Dass Frankreich ein vorbildlich geführter Sozialstaat in Europa ist, dachte ich mir ein Leben lang, denn 1962, als Algerien unabhängig wurde, verbrachte ich mein vorletztes Schuljahr damals in Köln. Ich staunte stets, wie es möglich war, so viele Einwanderer unter zu bringen. So ergab es sich für mich fast selbstverständlich „Europäerin" zu werden, mit dem Vorbild Frankreich.
Offenbar geht es bei den derzeitigen Unruhen um Fragen gesellschaftlicher Ungleichheit oder einfach Unzufriedenheit, weniger um Partei Politische Zugehörigkeit. Rechte und Linke vermischen sich bei den Demos der gilets jaunes. Man demonstriert die allgemeine Ratlosigkeit.
Also könnte man vielleicht fragen, wie all die Nationalstaaten Europas, die auf ihre Weise ähnliche Probleme haben, damit umgehen können, in einer Wirtschaftsgemeinschaft zu leben, die eigentlich nicht richtig „vergesellschaftet“ zu sein scheint.
Es gibt in jedem einzelnen Land ganz viele ungelöste Details, z.B. - in Rumänien werden Studienplätze für Ärzte finanziert, die dann in anderen Ländern arbeiten gehen, weil der Lohn höher ist. - Wird es in Nord Irland ein Café Europa geben, solange das Grenzproblem nicht ordentlich gelöst sein wird?

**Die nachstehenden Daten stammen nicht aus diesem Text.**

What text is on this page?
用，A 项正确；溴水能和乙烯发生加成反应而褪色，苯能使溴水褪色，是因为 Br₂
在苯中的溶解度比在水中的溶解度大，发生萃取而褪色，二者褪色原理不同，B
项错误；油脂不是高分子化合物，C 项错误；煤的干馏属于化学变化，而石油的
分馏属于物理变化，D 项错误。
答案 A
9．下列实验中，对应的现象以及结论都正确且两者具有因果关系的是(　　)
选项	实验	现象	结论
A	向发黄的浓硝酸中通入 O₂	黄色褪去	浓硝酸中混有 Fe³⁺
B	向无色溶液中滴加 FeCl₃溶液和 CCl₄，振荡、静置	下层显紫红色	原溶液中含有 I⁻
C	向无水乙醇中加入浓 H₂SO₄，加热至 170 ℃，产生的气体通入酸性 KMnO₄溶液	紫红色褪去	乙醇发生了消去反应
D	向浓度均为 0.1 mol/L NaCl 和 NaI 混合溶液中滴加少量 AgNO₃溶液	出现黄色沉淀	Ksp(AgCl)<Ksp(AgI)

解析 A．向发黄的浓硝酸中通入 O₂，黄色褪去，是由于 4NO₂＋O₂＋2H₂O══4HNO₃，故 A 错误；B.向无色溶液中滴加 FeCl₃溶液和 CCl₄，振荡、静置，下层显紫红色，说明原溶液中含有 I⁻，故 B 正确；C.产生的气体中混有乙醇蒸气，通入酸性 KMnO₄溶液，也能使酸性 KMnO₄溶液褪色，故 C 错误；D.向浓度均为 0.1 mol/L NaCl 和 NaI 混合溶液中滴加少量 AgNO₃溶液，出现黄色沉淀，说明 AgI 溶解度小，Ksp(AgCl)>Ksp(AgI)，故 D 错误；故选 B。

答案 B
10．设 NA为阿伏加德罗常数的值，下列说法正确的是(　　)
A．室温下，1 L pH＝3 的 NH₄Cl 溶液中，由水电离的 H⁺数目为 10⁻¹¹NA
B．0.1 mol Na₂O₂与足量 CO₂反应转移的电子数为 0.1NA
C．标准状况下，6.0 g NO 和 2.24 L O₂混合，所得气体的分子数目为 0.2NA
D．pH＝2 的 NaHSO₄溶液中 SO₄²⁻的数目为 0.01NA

Europa ist inzwischen weniger Friedensidee als Handels- Wirtschaftsraum, auch ist es keine Republik. Doch Wirtschaft heisst nicht per se „Gemeinschaft und Gesellschaft“. So etwas wuchs aus der Geschichte und bedeutet dann eines Tages wieder Geschichte.
Also ist Frankreich weiterhin ein Vorbild für mich, wo eine Gesellschaft auf der Strasse protestiert zu Themen, die alle etwas angehen.